Congress is trying to shut down Dr. Stevensen’s study, while society is roiled by changes wrought by new belief in life after death.
This all sounds intriguing, but it’s mostly in the background of NEXT EXIT, which is written and directed by Mali Elfman. Instead, we are up close and personal with Rose (Katie Parker) and Teddy (Rahul Kohli). Both of them have volunteered to participate in Dr. Stevensen’s work, which is headquartered in San Francisco.
Rose and Teddy, who don’t know each other, are both in New York City (she’s local, he’s a London transplant). Dr. Stevensen’s organization has arranged for rental cars for each of them, but due to complications, they wind up sharing a single vehicle for the cross-country drive.
There is the traditional chatty (Teddy) vs. surly (Rose) chemistry of most road trip and romantic movies.

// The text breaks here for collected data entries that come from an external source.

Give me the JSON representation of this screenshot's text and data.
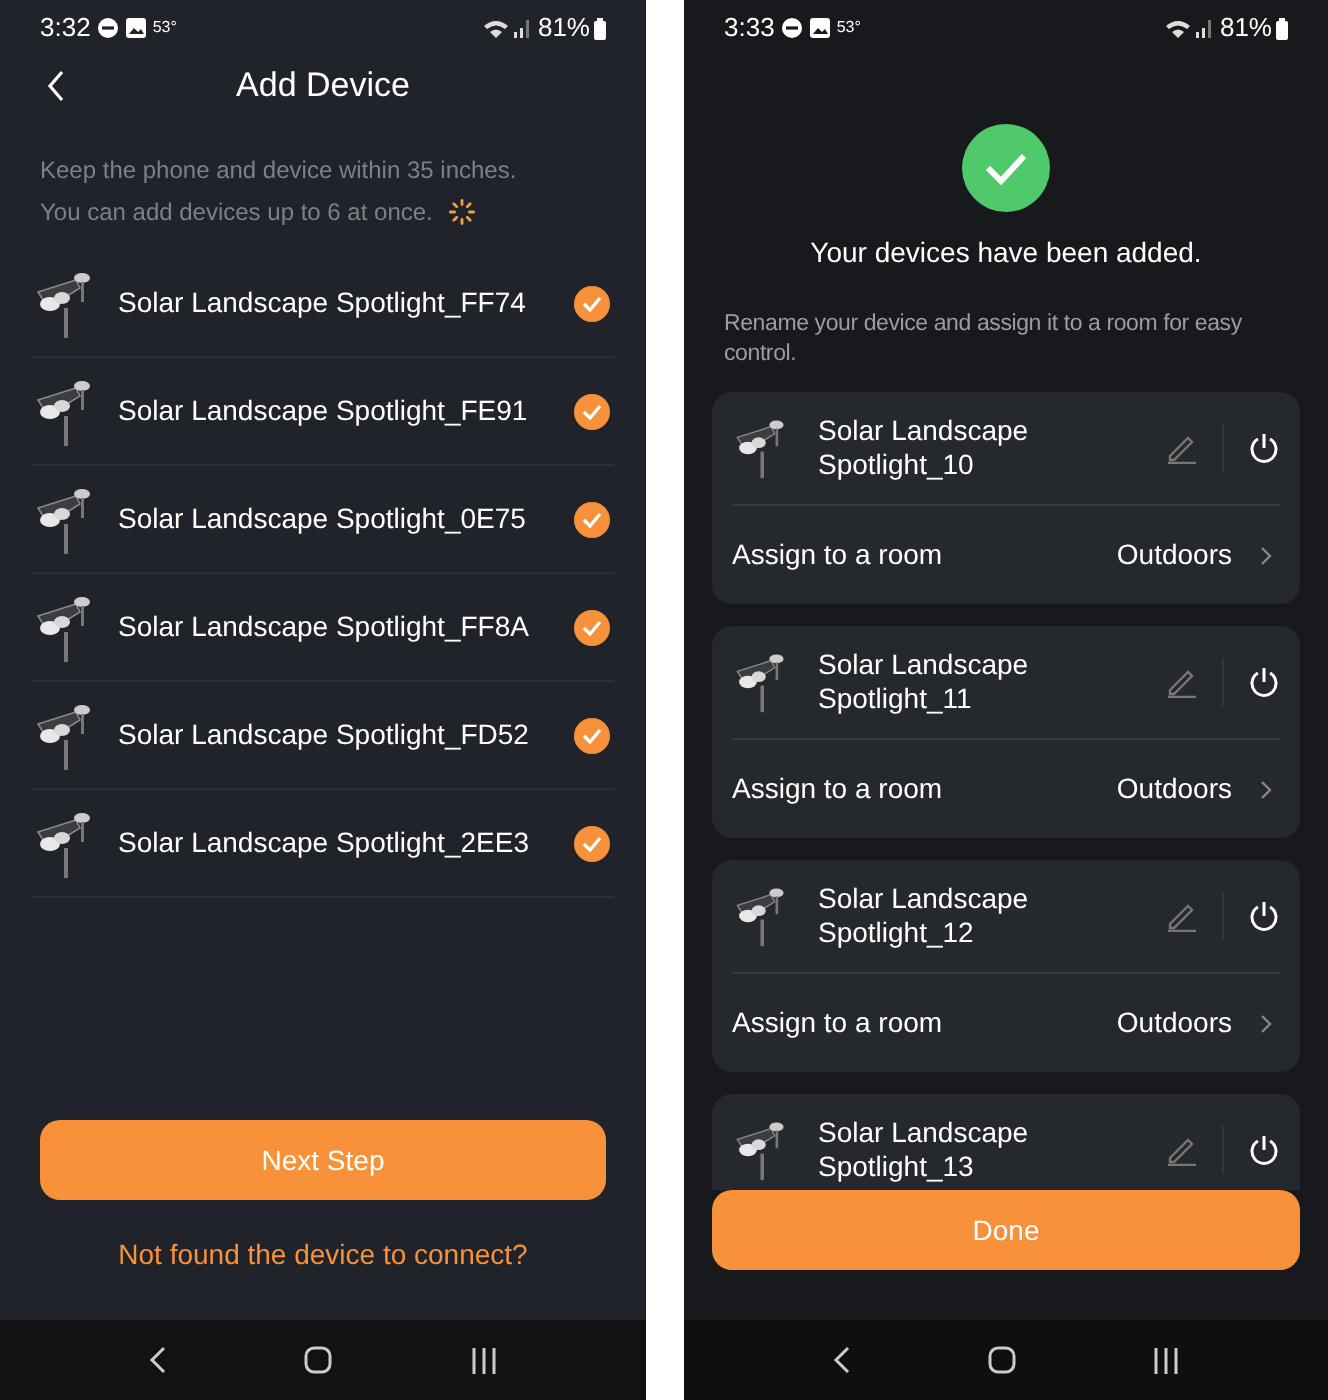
{
  "screens": [
    {
      "kind": "scan",
      "status_bar": {
        "time": "3:32",
        "temperature": "53°",
        "battery": "81%"
      },
      "title": "Add Device",
      "hints": [
        "Keep the phone and device within 35 inches.",
        "You can add devices up to 6 at once."
      ],
      "loading": true,
      "devices": [
        {
          "name": "Solar Landscape Spotlight_FF74",
          "checked": true
        },
        {
          "name": "Solar Landscape Spotlight_FE91",
          "checked": true
        },
        {
          "name": "Solar Landscape Spotlight_0E75",
          "checked": true
        },
        {
          "name": "Solar Landscape Spotlight_FF8A",
          "checked": true
        },
        {
          "name": "Solar Landscape Spotlight_FD52",
          "checked": true
        },
        {
          "name": "Solar Landscape Spotlight_2EE3",
          "checked": true
        }
      ],
      "button": "Next Step",
      "link": "Not found the device to connect?"
    },
    {
      "kind": "added",
      "status_bar": {
        "time": "3:33",
        "temperature": "53°",
        "battery": "81%"
      },
      "message": "Your devices have been added.",
      "description": "Rename your device and assign it to a room for easy control.",
      "cards": [
        {
          "name": "Solar Landscape Spotlight_10",
          "room_label": "Assign to a room",
          "room": "Outdoors"
        },
        {
          "name": "Solar Landscape Spotlight_11",
          "room_label": "Assign to a room",
          "room": "Outdoors"
        },
        {
          "name": "Solar Landscape Spotlight_12",
          "room_label": "Assign to a room",
          "room": "Outdoors"
        },
        {
          "name": "Solar Landscape Spotlight_13"
        }
      ],
      "button": "Done"
    }
  ]
}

The two have different reasons for wanting to pass over, and each has their own trauma. They also meet quite a mixture of folks along the journey.
It’s all done well, with Kohli giving an especially raw emotional performance, and Parker imbuing Rose’s anger and despair with conviction. Tim Griffin is impactful as a bar patron with serious problems of his own, and Diva Zappa provides some bright moments as a fan of meteor showers.

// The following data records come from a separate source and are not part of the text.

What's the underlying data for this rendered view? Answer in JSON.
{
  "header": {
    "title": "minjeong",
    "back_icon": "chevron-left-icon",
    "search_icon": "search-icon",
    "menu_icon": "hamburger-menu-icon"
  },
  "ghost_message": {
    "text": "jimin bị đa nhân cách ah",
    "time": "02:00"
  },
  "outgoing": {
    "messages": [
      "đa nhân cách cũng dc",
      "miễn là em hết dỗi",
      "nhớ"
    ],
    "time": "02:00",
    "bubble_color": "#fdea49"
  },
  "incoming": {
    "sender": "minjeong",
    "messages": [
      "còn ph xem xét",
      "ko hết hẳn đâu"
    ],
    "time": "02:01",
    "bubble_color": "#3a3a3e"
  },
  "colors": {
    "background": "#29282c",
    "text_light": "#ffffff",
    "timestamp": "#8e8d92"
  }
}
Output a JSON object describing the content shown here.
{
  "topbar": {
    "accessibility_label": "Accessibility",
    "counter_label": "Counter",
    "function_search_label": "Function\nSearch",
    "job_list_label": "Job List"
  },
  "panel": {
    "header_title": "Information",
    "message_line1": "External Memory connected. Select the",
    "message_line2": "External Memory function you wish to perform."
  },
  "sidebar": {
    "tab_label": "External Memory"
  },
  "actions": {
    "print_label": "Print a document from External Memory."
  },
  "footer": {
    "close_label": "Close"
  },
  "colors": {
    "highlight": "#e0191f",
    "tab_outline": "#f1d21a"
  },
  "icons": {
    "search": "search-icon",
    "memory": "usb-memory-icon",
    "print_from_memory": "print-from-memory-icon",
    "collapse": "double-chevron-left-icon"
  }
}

Fans of iZOMBIE will likely enjoy seeing a few scenes between that show’s erstwhile costars Kohli and Rose McIver, who appears in a key supporting role late in the proceedings.
Thanks to Azuli Anderson’s atmospheric cinematography and Sally Levi’s shrewd production design, we do get a sense that we (along with Rose and Teddy) are traveling through varied towns and landscapes.

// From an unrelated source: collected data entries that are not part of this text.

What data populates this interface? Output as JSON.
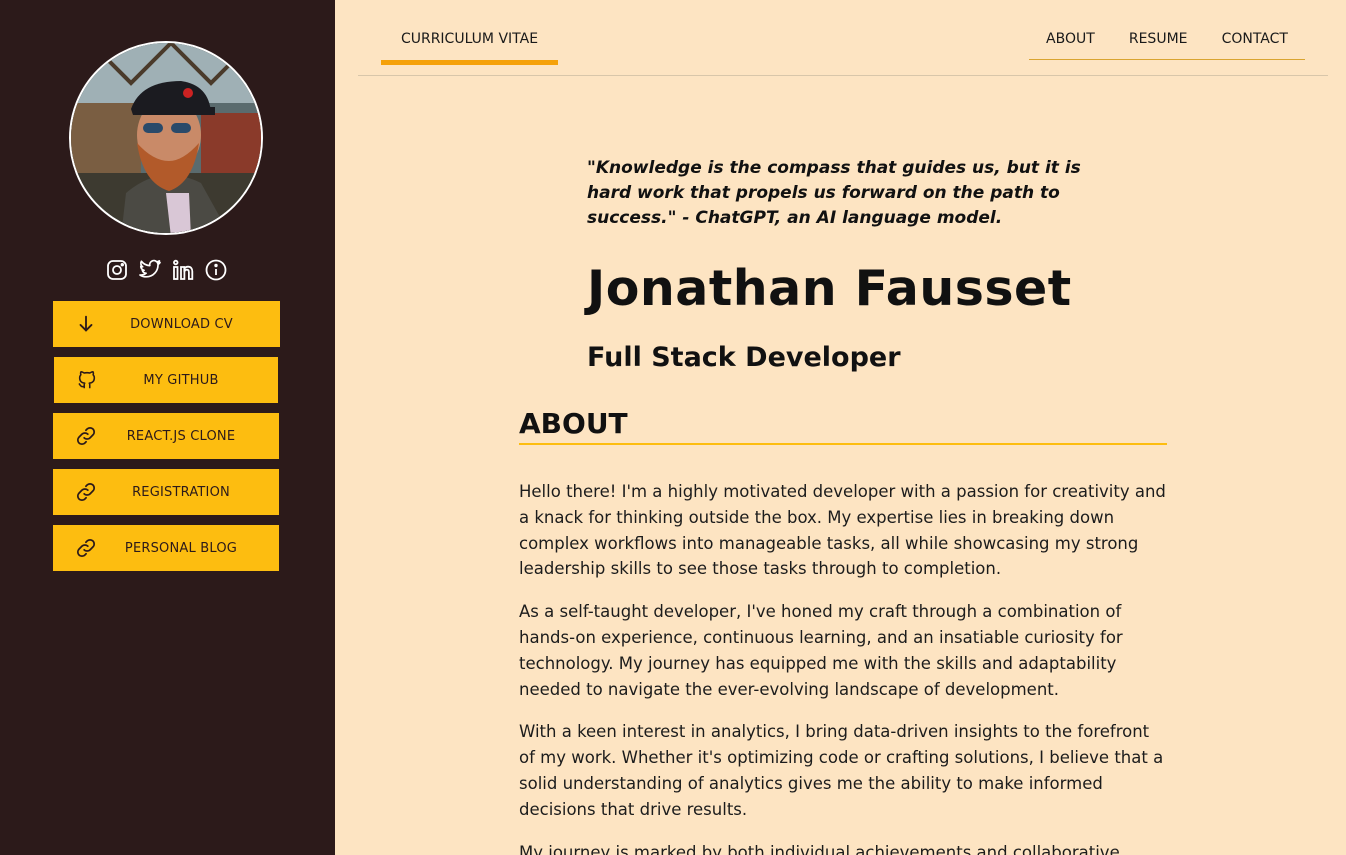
{
  "sidebar": {
    "social": [
      "instagram-icon",
      "twitter-icon",
      "linkedin-icon",
      "info-icon"
    ],
    "buttons": [
      {
        "label": "DOWNLOAD CV",
        "icon": "arrow-down-icon"
      },
      {
        "label": "MY GITHUB",
        "icon": "github-icon"
      },
      {
        "label": "REACT.JS CLONE",
        "icon": "link-icon"
      },
      {
        "label": "REGISTRATION",
        "icon": "link-icon"
      },
      {
        "label": "PERSONAL BLOG",
        "icon": "link-icon"
      }
    ]
  },
  "nav": {
    "left": "CURRICULUM VITAE",
    "right": [
      "ABOUT",
      "RESUME",
      "CONTACT"
    ]
  },
  "main": {
    "quote": "\"Knowledge is the compass that guides us, but it is hard work that propels us forward on the path to success.\" - ChatGPT, an AI language model.",
    "name": "Jonathan Fausset",
    "role": "Full Stack Developer",
    "about_heading": "ABOUT",
    "paragraphs": [
      "Hello there! I'm a highly motivated developer with a passion for creativity and a knack for thinking outside the box. My expertise lies in breaking down complex workflows into manageable tasks, all while showcasing my strong leadership skills to see those tasks through to completion.",
      "As a self-taught developer, I've honed my craft through a combination of hands-on experience, continuous learning, and an insatiable curiosity for technology. My journey has equipped me with the skills and adaptability needed to navigate the ever-evolving landscape of development.",
      "With a keen interest in analytics, I bring data-driven insights to the forefront of my work. Whether it's optimizing code or crafting solutions, I believe that a solid understanding of analytics gives me the ability to make informed decisions that drive results.",
      "My journey is marked by both individual achievements and collaborative"
    ]
  },
  "colors": {
    "sidebar_bg": "#2c1a1a",
    "accent": "#fdbd10",
    "page_bg": "#fde4c2",
    "nav_underline": "#f5a10a"
  }
}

What we don’t get is how Dr. Stevensen’s study works, and why she needs healthy volunteers instead of just getting consent to track people already dying in hospitals.
We comprehend what Teddy hopes to accomplish by participating, but we learn so little that we remain unsure of Rose’s motivation. There are several possibilities, but by the end, this seems like it ought to be clearer.
Once we know them a bit, Rose and Teddy are decent company. The dilemmas that brought them to where they are at present are credible and the acting is good. But Elfman may have set out more signposts than intended – at the end, we’re at the destination that’s been indicated along the route.